Gold is becoming a preferred investment hub for investors. The popularity of investment in gold has increased in the past 10 years. The investors, who invested in gold achieved five times of their money during the past decade. But, there are some myths associated with gold investments. We will talk about such major ten myths, which are as following:
Gold is a safer investment hub
It is purely a myth that this metal is safe hub to invest. The metal lost over four-fifth of its purchasing power from 1980 to 2000. It climbed down by a third during the times of economic depression in 2008. Gold should not be considered different from other metals, as even there is volatility in the bullion market.
Gold is priced highly
In a scenario, when the actual worth of gold cannot be determined, it is not possible to say with assurance that it is priced highly. Dylan Grice, a strategist at SG Securities says that if the gold is compared to the money supply, it is still valued below its historical standards.
Portfolio should have 7% of gold so as to ensure security
It is not understandable that why the figure 7% has been recommended. In a scenario, when 93% of the remaining portfolio fails, 7% investment in gold could not compensate for the whole worth of portfolio even if the price of the gold is doubled. If there is a surety of gold boom to loom, then one can take risk of infusing funds in out-of-the-money call options on the SPDR Gold ETF or on the Market Vectors Junior Gold Miners ETF.
Purchasing Power of Gold has been maintained over thousands of years
How can one estimate the purchasing power of gold over thousand years, when it is not even easy to assess the same for last 50 years. Some believe that it has been included in the Bible that 1 ounce of gold could buy 3000 loaves of bread, but there are no evidences for the same. Even if the gold’s purchasing power had remained the same, then its inflation adjusted rate of return would have been zero, which is provided 2% on inflation-protected government bonds.
Risk involved in investing into small gold-mining stocks
Every individual mining stock involves risk. But, the risk involved in investing in small mining stocks monitored by the Market Vectors Junior Gold Miners possesses less risk. Sometimes, small miners offer a profitable deal in comparison to big companies, depending on the price.
Investing in gold is better than investing in other precious metals
It has been seen that over the years, silver and platinum has moved in the same direction as gold has advanced. Silver has surpassed gold by 25% and platinum by 5% over the past 20 years. But, there has not been steady movement in the prices of the different metals. To get a profitable deal, one should trade on these varying moves wisely. Other than gold also, there are ETFs to invest into silver and platinum.
Gold mutual funds are similar in nature
This is not the case. Take instance of Vanguard Precious Metals and Mining, which now has been shifted to the natural-resources category from the bullion one. Also, majority of the gold mutual funds don’t make investment in gold only, but in stocks also.
Gold doesn’t propel smart money anymore
For at least five years, people are preaching that smart money have got out of gold.
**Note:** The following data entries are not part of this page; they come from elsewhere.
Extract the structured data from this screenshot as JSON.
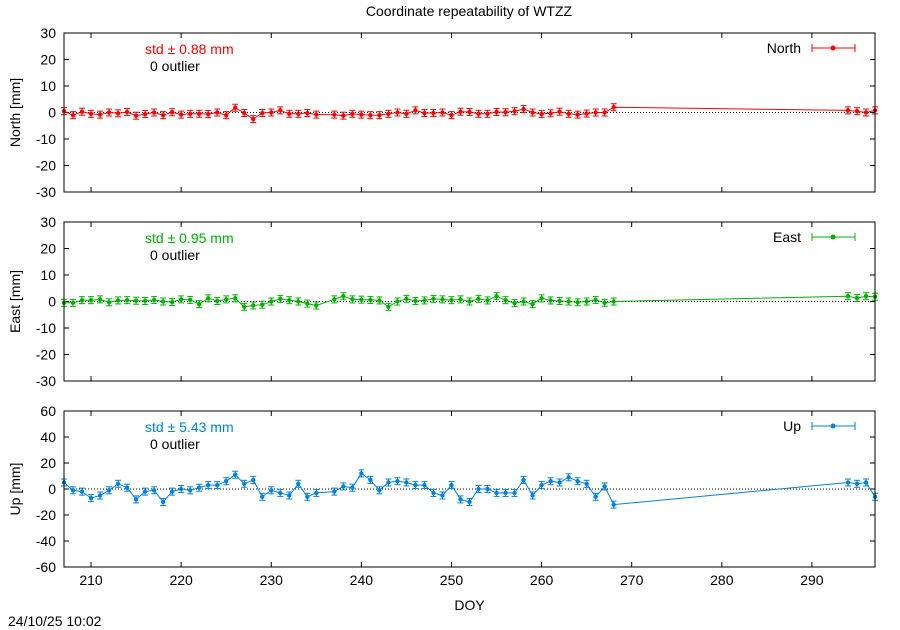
{
  "title": "Coordinate repeatability of WTZZ",
  "footer_timestamp": "24/10/25 10:02",
  "chart_data": [
    {
      "type": "line",
      "component": "north",
      "ylabel": "North [mm]",
      "xlabel": "",
      "legend": "North",
      "legend_position": "top-right",
      "color": "#ff0000",
      "stat_label": "std ± 0.88 mm",
      "stat_color": "#ff0000",
      "outlier_label": "0 outlier",
      "xlim": [
        207,
        297
      ],
      "ylim": [
        -30,
        30
      ],
      "yticks": [
        -30,
        -20,
        -10,
        0,
        10,
        20,
        30
      ],
      "grid": false,
      "zero_line": true,
      "x": [
        207,
        208,
        209,
        210,
        211,
        212,
        213,
        214,
        215,
        216,
        217,
        218,
        219,
        220,
        221,
        222,
        223,
        224,
        225,
        226,
        227,
        228,
        229,
        230,
        231,
        232,
        233,
        234,
        235,
        237,
        238,
        239,
        240,
        241,
        242,
        243,
        244,
        245,
        246,
        247,
        248,
        249,
        250,
        251,
        252,
        253,
        254,
        255,
        256,
        257,
        258,
        259,
        260,
        261,
        262,
        263,
        264,
        265,
        266,
        267,
        268,
        294,
        295,
        296,
        297
      ],
      "y": [
        0.5,
        -1.0,
        0.3,
        -0.5,
        -0.8,
        0.0,
        -0.3,
        0.2,
        -1.2,
        -0.6,
        0.0,
        -1.0,
        0.1,
        -0.8,
        -0.5,
        -0.5,
        -0.6,
        0.0,
        -1.0,
        1.8,
        -0.2,
        -2.5,
        -0.2,
        0.0,
        0.8,
        -0.5,
        -0.5,
        -0.2,
        -0.8,
        -0.8,
        -1.2,
        -0.5,
        -0.8,
        -1.0,
        -1.0,
        -0.5,
        0.0,
        -0.5,
        0.8,
        -0.2,
        -0.2,
        0.0,
        -1.0,
        0.3,
        0.2,
        -0.5,
        -0.5,
        0.2,
        0.1,
        0.5,
        1.3,
        0.0,
        -0.6,
        -0.3,
        0.3,
        -0.5,
        -0.8,
        -0.4,
        0.0,
        0.0,
        2.0,
        0.8,
        0.5,
        0.0,
        0.8
      ]
    },
    {
      "type": "line",
      "component": "east",
      "ylabel": "East [mm]",
      "xlabel": "",
      "legend": "East",
      "legend_position": "top-right",
      "color": "#00b000",
      "stat_label": "std ± 0.95 mm",
      "stat_color": "#00b000",
      "outlier_label": "0 outlier",
      "xlim": [
        207,
        297
      ],
      "ylim": [
        -30,
        30
      ],
      "yticks": [
        -30,
        -20,
        -10,
        0,
        10,
        20,
        30
      ],
      "grid": false,
      "zero_line": true,
      "x": [
        207,
        208,
        209,
        210,
        211,
        212,
        213,
        214,
        215,
        216,
        217,
        218,
        219,
        220,
        221,
        222,
        223,
        224,
        225,
        226,
        227,
        228,
        229,
        230,
        231,
        232,
        233,
        234,
        235,
        237,
        238,
        239,
        240,
        241,
        242,
        243,
        244,
        245,
        246,
        247,
        248,
        249,
        250,
        251,
        252,
        253,
        254,
        255,
        256,
        257,
        258,
        259,
        260,
        261,
        262,
        263,
        264,
        265,
        266,
        267,
        268,
        294,
        295,
        296,
        297
      ],
      "y": [
        -0.5,
        -0.5,
        0.5,
        0.5,
        0.8,
        -0.3,
        0.4,
        0.5,
        0.3,
        0.2,
        0.6,
        0.0,
        -0.2,
        0.8,
        0.6,
        -1.0,
        1.2,
        0.2,
        0.8,
        1.2,
        -2.0,
        -1.5,
        -1.2,
        0.0,
        1.0,
        0.5,
        0.0,
        -0.8,
        -1.5,
        0.8,
        2.0,
        0.8,
        0.7,
        0.6,
        0.4,
        -2.0,
        0.0,
        1.0,
        0.2,
        0.4,
        1.0,
        0.8,
        0.5,
        0.8,
        0.0,
        1.0,
        0.4,
        2.0,
        0.5,
        -0.6,
        0.0,
        -1.0,
        1.2,
        0.4,
        0.2,
        0.0,
        -0.3,
        0.0,
        0.6,
        -0.5,
        0.0,
        2.0,
        1.3,
        2.0,
        1.8
      ]
    },
    {
      "type": "line",
      "component": "up",
      "ylabel": "Up [mm]",
      "xlabel": "DOY",
      "legend": "Up",
      "legend_position": "top-right",
      "color": "#0080e0",
      "stat_label": "std ± 5.43 mm",
      "stat_color": "#0080e0",
      "outlier_label": "0 outlier",
      "xlim": [
        207,
        297
      ],
      "ylim": [
        -60,
        60
      ],
      "yticks": [
        -60,
        -40,
        -20,
        0,
        20,
        40,
        60
      ],
      "xticks": [
        210,
        220,
        230,
        240,
        250,
        260,
        270,
        280,
        290
      ],
      "grid": false,
      "zero_line": true,
      "x": [
        207,
        208,
        209,
        210,
        211,
        212,
        213,
        214,
        215,
        216,
        217,
        218,
        219,
        220,
        221,
        222,
        223,
        224,
        225,
        226,
        227,
        228,
        229,
        230,
        231,
        232,
        233,
        234,
        235,
        237,
        238,
        239,
        240,
        241,
        242,
        243,
        244,
        245,
        246,
        247,
        248,
        249,
        250,
        251,
        252,
        253,
        254,
        255,
        256,
        257,
        258,
        259,
        260,
        261,
        262,
        263,
        264,
        265,
        266,
        267,
        268,
        294,
        295,
        296,
        297
      ],
      "y": [
        5,
        -1,
        -2,
        -7,
        -5,
        -1,
        4,
        1,
        -8,
        -2,
        -1,
        -10,
        -2,
        0,
        -1,
        1,
        3,
        3,
        6,
        11,
        4,
        7,
        -6,
        -1,
        -3,
        -5,
        4,
        -6,
        -3,
        -2,
        2,
        1,
        12,
        7,
        -1,
        5,
        6,
        5,
        3,
        3,
        -3,
        -5,
        3,
        -8,
        -10,
        0,
        0,
        -3,
        -3,
        -3,
        7,
        -5,
        3,
        6,
        5,
        9,
        6,
        4,
        -6,
        2,
        -12,
        5,
        4,
        5,
        -6
      ]
    }
  ]
}
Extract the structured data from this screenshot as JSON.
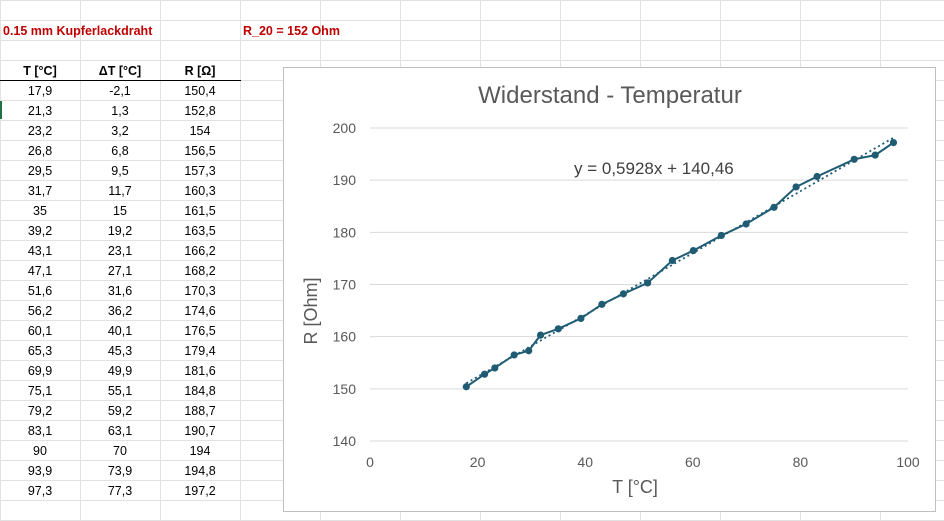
{
  "header": {
    "wire": "0.15 mm Kupferlackdraht",
    "r20": "R_20 = 152 Ohm"
  },
  "table": {
    "columns": [
      "T [°C]",
      "ΔT [°C]",
      "R [Ω]"
    ],
    "rows": [
      [
        "17,9",
        "-2,1",
        "150,4"
      ],
      [
        "21,3",
        "1,3",
        "152,8"
      ],
      [
        "23,2",
        "3,2",
        "154"
      ],
      [
        "26,8",
        "6,8",
        "156,5"
      ],
      [
        "29,5",
        "9,5",
        "157,3"
      ],
      [
        "31,7",
        "11,7",
        "160,3"
      ],
      [
        "35",
        "15",
        "161,5"
      ],
      [
        "39,2",
        "19,2",
        "163,5"
      ],
      [
        "43,1",
        "23,1",
        "166,2"
      ],
      [
        "47,1",
        "27,1",
        "168,2"
      ],
      [
        "51,6",
        "31,6",
        "170,3"
      ],
      [
        "56,2",
        "36,2",
        "174,6"
      ],
      [
        "60,1",
        "40,1",
        "176,5"
      ],
      [
        "65,3",
        "45,3",
        "179,4"
      ],
      [
        "69,9",
        "49,9",
        "181,6"
      ],
      [
        "75,1",
        "55,1",
        "184,8"
      ],
      [
        "79,2",
        "59,2",
        "188,7"
      ],
      [
        "83,1",
        "63,1",
        "190,7"
      ],
      [
        "90",
        "70",
        "194"
      ],
      [
        "93,9",
        "73,9",
        "194,8"
      ],
      [
        "97,3",
        "77,3",
        "197,2"
      ]
    ]
  },
  "chart_data": {
    "type": "scatter",
    "title": "Widerstand - Temperatur",
    "xlabel": "T [°C]",
    "ylabel": "R [Ohm]",
    "xlim": [
      0,
      100
    ],
    "ylim": [
      140,
      200
    ],
    "xticks": [
      0,
      20,
      40,
      60,
      80,
      100
    ],
    "yticks": [
      140,
      150,
      160,
      170,
      180,
      190,
      200
    ],
    "grid": true,
    "trendline": {
      "type": "linear",
      "slope": 0.5928,
      "intercept": 140.46,
      "label": "y = 0,5928x + 140,46"
    },
    "series": [
      {
        "x": [
          17.9,
          21.3,
          23.2,
          26.8,
          29.5,
          31.7,
          35,
          39.2,
          43.1,
          47.1,
          51.6,
          56.2,
          60.1,
          65.3,
          69.9,
          75.1,
          79.2,
          83.1,
          90,
          93.9,
          97.3
        ],
        "y": [
          150.4,
          152.8,
          154,
          156.5,
          157.3,
          160.3,
          161.5,
          163.5,
          166.2,
          168.2,
          170.3,
          174.6,
          176.5,
          179.4,
          181.6,
          184.8,
          188.7,
          190.7,
          194,
          194.8,
          197.2
        ]
      }
    ],
    "colors": {
      "series": "#1f5c74",
      "grid": "#d9d9d9",
      "text": "#595959"
    }
  }
}
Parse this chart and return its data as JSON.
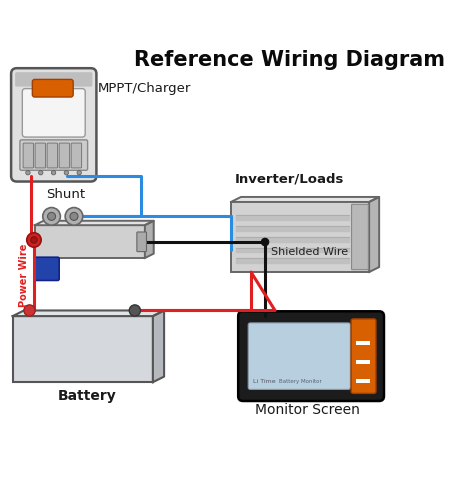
{
  "title": "Reference Wiring Diagram",
  "title_fontsize": 15,
  "background_color": "#ffffff",
  "wire_red": "#e02020",
  "wire_blue": "#2b8be0",
  "wire_black": "#111111",
  "label_mppt": "MPPT/Charger",
  "label_shunt": "Shunt",
  "label_inverter": "Inverter/Loads",
  "label_battery": "Battery",
  "label_monitor": "Monitor Screen",
  "label_power_wire": "Power Wire",
  "label_shielded_wire": "Shielded Wire",
  "figsize": [
    4.58,
    4.8
  ],
  "dpi": 100
}
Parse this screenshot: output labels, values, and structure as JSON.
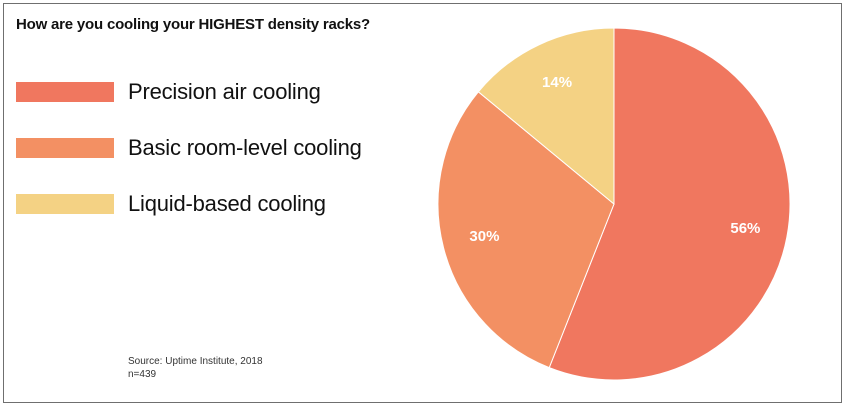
{
  "chart_data": {
    "type": "pie",
    "title": "How are you cooling your HIGHEST density racks?",
    "categories": [
      "Precision air cooling",
      "Basic room-level cooling",
      "Liquid-based cooling"
    ],
    "values": [
      56,
      30,
      14
    ],
    "labels": [
      "56%",
      "30%",
      "14%"
    ],
    "colors": [
      "#f0775f",
      "#f39063",
      "#f4d284"
    ],
    "legend_placement": "left"
  },
  "source": {
    "line1": "Source: Uptime Institute, 2018",
    "line2": "n=439"
  }
}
Even then, John Paulson a hedge fund honcho has pooled around $4 billion of the funds of his company in the SPDR Gold Shares ETFs. Also, George Soros has injected an amount worth $650 million in the gold ETF.
Government created money is just paper, while Gold is the real money
People term gold as real assets and thus value it more even more than the paper money. But, it is not so. Accumulating gold only cannot save one from a situation of crisis, as liquidity is provided by cash only.
Gold stocks derive more profit than gold as a metal
The profitability of gold stocks depends on the price you are paying. It could rise or fall accordingly. No doubt for many years, the stocks offered by some big companies were highly priced, but in the economic crisis of 2008, the gold stocks fell below the metal.